Comparing means with unequal variance and very different sample sizes I am trying to compare the means of the same variable between men and women. This is the statistics:
     N        Mean        Variance    Coef. Var.     Gender    
   2000      26.12         10.89         0.13         Male        
     50      56.10         25.01         0.09        Female

Neither variable is normally distributed but taking the log makes it pretty darn close. What is the appropriate way to test the means between males and females? Should I use the log or not? Any additional advice using Stata would be helpful.
My initial reaction is that females fare better than men, but I want to be statistically rigorous.  
 A: The traditional test for comparing two sample means is the t-test. There are no assumptions about the sizes of the samples, so it is OK if they are different. 
However, you touch upon the normality assumption. Even if the population is not normally distributed, the Central Limit Theorem allows us to infer normality as the sample sizes increase. This means your test will be approximate, but the sample size for female is a little low.
Finally, the result of the t-test will be different for the original and log-ed data. Do you have a specific reason based on your data to use the logarithm? Perhaps there is another assumption you would like to test about the behavior of the log of your data? Do not take the log simply to create a normal curve if there is no deeper meaning, but for fun compare the difference between the two results anyway!
A: Taking logs and testing the mean on the log scale would normally not correspond to a difference in means on the original scale.
However:
[Edit: my comments apply to an earlier version of the data, and don't apply to the data that are presently in the question.

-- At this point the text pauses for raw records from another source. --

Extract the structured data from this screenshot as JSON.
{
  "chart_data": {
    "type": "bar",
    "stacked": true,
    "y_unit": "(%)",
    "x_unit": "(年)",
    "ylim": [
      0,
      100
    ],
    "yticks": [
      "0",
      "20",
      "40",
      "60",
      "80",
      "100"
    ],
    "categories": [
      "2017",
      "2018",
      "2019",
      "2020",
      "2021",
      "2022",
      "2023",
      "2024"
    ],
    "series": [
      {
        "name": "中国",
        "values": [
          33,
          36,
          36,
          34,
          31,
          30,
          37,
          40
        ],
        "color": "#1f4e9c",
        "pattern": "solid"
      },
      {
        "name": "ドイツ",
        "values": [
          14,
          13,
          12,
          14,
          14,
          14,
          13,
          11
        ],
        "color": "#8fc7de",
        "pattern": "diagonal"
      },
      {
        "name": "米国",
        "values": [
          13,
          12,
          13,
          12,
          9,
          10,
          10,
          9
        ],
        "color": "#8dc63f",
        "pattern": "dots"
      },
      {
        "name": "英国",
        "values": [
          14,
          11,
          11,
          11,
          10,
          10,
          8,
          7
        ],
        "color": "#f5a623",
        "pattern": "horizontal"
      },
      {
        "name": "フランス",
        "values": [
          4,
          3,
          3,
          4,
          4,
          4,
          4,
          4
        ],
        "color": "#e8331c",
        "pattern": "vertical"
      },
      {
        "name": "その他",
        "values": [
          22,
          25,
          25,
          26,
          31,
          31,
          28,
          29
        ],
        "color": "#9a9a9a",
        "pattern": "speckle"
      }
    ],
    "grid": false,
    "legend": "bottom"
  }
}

As such, my comments really apply to the situation where the coefficient of variation in two close-to-lognormal samples are very similar, rather than to the case now at hand.]
The coefficient of variation is almost identical in the two samples, which does suggest that you might consider these as having a scale shift; if you think the logs look reasonably close to normal, then that would suggest lognormal distributions with common coefficient of variation. In that case a difference of means on the log-scale would actually indicate a scale-shift on the original scale (and hence that one of the means is a multiple of the other mean on the original scale).
That is, under an assumption of equal variance and normal distribution on the log-scale, a rejection of equality of means implies that the means on the original scale have a ratio that differs from 1. 
It seems like that would be a reasonable assumption.
There are other things you could do, though.
A: From the data you cannot infer that the variance between males and females is same, in fact the opposite is almost certainly true.  Also, since 50 is indeed a bit low, suppose you cannot assume normality.
Compare each female's value with the median of men's values.  If median female is neither better nor worse than a median male (null hypothesis), then each female will have 1/2 chance to be better than a median male.  The chance that K or less females are worse than a median male is $P(K) = 2^{-50} \sum_{m=0}^K {50 \choose K}$ .  Here we consider the error in the male's median to be negligible, since there are much more males than females, and the variance between males is smaller than the variance between females.